The OBR forecasts released alongside the Budget show that Ms Reeves’ headroom had only been reduced by £6billion since March.

The Chancellor uses some of the projected extra tax revenue to rebuild her headroom to more than £20billion.

November 28: The Treasury Select Committee publishes a letter from OBR chief Richard Hughes laying out in detail what forecasts they gave to the government.   

The watchdog’s initial forecasts did not account for the costs of Labour’s humiliating U-turns on benefits curbs and scrapping winter fuel allowance.

But Mr Hughes spelled out that Ms Reeves had been notified in mid-September that the impact of productivity downgrades – worth around £21billion a year – had been wiped out by upgrades to taxes.

‘The 0.3 percentage point reduction in underlying productivity growth was included in our Round 1 forecasts for the economy (transmitted to the Treasury on 17 September) and for the public finances (transmitted to the Treasury on 3 October),’ he said.

‘Our Round 1 forecast was also a full forecast and therefore also included increases in real wages and inflation which offset the impact of the productivity downgrade on receipts.’

He said that ‘other changes in the outlook for spending’ meant that the Treasury’s target for balancing spending was missed by a small margin of £2.5billion.

The target for having public sector debt falling was seen as being missed by a tiny £0.5billion.

‘Our Round 3 fiscal forecast, the final pre-measures forecast, was submitted to the Chancellor on Friday 31 October,’ Mr Hughes continued.

‘In this forecast round, both of the Government’s fiscal targets were on course to be met with headroom of £4.2billion for the current balance and £11.1billion for PSNFL falling.

‘No changes were made to our pre-measures forecast after 31 October.

‘The only changes to the post-measures forecast reflected the impact of the policies submitted by the Treasury in the two subsequent forecast rounds: Round 4, which reflected the impact of the Government’s initial policy package, and Round 5, which reflected the impact of the final policy package.’

Ms Reeves defended the huge tax rises in her Budget by saying she had rebuilt the headroom to more than £20billion – double the amount after her previous fiscal package.

Tory leader Kemi Badenoch posted on X: ‘Yet more evidence, as if we needed it, that the Chancellor must be sacked.

‘For months Reeves has lied to the public to justify record tax hikes to pay for more welfare.

‘Her Budget wasn’t about stability.
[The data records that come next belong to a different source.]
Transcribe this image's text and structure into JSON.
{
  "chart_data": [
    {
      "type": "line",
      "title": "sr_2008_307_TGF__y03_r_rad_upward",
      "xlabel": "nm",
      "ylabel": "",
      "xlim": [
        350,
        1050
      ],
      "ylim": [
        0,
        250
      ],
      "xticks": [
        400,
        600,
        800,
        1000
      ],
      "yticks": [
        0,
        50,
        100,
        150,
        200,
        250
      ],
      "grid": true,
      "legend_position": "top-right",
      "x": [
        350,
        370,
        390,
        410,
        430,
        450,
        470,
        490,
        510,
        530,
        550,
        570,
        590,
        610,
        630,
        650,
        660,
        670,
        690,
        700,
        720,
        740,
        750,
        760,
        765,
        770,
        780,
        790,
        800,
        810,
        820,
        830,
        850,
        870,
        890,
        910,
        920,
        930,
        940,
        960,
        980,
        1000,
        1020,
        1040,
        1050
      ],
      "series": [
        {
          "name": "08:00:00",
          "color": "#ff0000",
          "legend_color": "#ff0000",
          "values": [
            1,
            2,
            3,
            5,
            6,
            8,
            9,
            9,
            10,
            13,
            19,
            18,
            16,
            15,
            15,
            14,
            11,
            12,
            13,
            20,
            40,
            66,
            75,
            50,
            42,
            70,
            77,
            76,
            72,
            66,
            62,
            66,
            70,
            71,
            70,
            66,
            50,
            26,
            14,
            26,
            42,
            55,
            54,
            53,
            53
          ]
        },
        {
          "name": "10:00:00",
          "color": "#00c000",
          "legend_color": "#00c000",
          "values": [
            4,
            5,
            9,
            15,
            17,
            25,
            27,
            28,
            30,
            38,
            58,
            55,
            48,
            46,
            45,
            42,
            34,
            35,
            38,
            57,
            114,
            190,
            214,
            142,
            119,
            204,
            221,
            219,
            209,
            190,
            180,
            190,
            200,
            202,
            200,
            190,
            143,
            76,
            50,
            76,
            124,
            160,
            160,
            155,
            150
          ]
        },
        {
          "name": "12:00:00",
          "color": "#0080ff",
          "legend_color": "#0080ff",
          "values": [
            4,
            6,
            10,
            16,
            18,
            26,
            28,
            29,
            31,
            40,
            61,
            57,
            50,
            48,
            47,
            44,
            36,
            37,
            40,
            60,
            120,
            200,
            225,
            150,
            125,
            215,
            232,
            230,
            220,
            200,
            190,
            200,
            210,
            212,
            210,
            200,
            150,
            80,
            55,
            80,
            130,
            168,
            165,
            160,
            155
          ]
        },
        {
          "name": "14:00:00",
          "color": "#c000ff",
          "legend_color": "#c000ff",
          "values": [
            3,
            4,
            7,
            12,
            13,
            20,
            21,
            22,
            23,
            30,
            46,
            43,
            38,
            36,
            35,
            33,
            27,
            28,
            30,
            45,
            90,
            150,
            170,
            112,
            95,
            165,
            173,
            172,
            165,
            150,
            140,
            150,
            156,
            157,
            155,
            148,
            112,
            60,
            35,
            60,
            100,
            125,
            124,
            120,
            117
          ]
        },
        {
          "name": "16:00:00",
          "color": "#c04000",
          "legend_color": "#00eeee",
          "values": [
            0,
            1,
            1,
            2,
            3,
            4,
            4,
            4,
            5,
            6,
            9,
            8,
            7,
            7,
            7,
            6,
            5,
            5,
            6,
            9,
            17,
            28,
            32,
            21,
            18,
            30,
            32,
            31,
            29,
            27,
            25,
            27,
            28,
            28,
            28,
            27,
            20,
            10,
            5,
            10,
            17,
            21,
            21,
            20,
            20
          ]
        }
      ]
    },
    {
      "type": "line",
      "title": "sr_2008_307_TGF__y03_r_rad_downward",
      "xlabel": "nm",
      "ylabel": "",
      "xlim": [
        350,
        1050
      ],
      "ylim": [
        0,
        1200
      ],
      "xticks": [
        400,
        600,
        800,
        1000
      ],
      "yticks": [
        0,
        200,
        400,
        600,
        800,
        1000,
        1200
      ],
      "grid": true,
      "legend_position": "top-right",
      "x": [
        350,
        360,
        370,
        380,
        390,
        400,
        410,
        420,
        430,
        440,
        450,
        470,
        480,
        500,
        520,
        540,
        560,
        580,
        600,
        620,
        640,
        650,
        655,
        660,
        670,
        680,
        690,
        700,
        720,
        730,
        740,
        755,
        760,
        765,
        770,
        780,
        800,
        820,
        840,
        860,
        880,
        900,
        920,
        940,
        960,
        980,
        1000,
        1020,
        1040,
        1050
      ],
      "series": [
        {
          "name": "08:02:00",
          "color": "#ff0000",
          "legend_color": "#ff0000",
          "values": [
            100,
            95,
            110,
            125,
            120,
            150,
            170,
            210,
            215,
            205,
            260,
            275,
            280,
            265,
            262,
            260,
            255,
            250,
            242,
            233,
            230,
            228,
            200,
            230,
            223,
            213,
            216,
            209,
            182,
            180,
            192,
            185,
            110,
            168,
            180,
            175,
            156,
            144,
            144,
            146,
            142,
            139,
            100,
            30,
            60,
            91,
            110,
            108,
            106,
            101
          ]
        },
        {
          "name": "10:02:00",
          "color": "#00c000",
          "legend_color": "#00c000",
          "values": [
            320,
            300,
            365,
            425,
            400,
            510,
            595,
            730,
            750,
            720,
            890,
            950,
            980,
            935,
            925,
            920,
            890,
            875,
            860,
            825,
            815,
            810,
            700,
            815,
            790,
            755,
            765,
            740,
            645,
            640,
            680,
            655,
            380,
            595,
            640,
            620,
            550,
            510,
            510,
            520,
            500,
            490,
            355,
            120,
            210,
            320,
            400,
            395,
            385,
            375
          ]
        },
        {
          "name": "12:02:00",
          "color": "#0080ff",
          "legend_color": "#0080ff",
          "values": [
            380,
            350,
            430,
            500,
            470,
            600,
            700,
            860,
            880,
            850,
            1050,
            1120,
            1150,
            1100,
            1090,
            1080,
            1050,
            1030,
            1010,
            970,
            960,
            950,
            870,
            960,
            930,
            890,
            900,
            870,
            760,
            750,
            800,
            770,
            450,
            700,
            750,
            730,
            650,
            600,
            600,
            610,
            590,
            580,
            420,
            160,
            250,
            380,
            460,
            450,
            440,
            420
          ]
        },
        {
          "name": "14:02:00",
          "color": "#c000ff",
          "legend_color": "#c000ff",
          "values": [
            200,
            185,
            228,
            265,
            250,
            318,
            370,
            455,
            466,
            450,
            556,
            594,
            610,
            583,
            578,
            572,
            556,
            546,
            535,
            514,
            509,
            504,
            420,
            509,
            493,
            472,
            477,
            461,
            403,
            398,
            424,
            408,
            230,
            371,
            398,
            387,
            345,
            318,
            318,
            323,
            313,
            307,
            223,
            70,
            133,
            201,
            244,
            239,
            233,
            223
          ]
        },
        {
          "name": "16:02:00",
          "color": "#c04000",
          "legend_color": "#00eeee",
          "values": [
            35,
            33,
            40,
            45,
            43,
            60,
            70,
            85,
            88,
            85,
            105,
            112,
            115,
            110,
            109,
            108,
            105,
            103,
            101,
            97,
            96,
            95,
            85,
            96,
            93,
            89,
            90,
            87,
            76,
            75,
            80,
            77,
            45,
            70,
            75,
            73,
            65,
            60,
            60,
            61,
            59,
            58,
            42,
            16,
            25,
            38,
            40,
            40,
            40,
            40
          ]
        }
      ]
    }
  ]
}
It was about politics: bribing Labour MPs to save her own skin. Shameful.’

Shadow chancellor Mel Stride said: ‘Rachel Reeves’ broken tax promises and the briefing debacle in the run up to the Budget have had real consequences for our economy and for people across the country. The Chancellor must now do the right thing and step down.’

Tory frontbencher Neil O’Brien said: ‘She lied so that she could produce ”better than expected” numbers and say rates were not going up as a budget ”rabbit”.’

One Treasury veteran told the Daily Mail that playing ‘fast and loose’ with briefings would come back to bite the Chancellor.

‘HM Treasury cannot mislead media – they need to be trusted as their word may be needed to stop bad stuff happening,’ the veteran said.

Downing Street denied that Ms Reeves had ‘misled’ the country, saying she had been ‘very clear’ about the decisions.

Asked about the OBR telling Ms Reeves that the productivity downgrade had already been fully offset, a No10 spokesman said: ‘At the Budget she set out the decisions very, very clearly.’

Pressed that Ms Reeves could have ‘significantly misled’ markets, the spokesman said: ‘I don’t accept that. As she set out in the speech she gave here, she talked about the challenges the country is facing. She set out the decisions very clearly at the Budget.’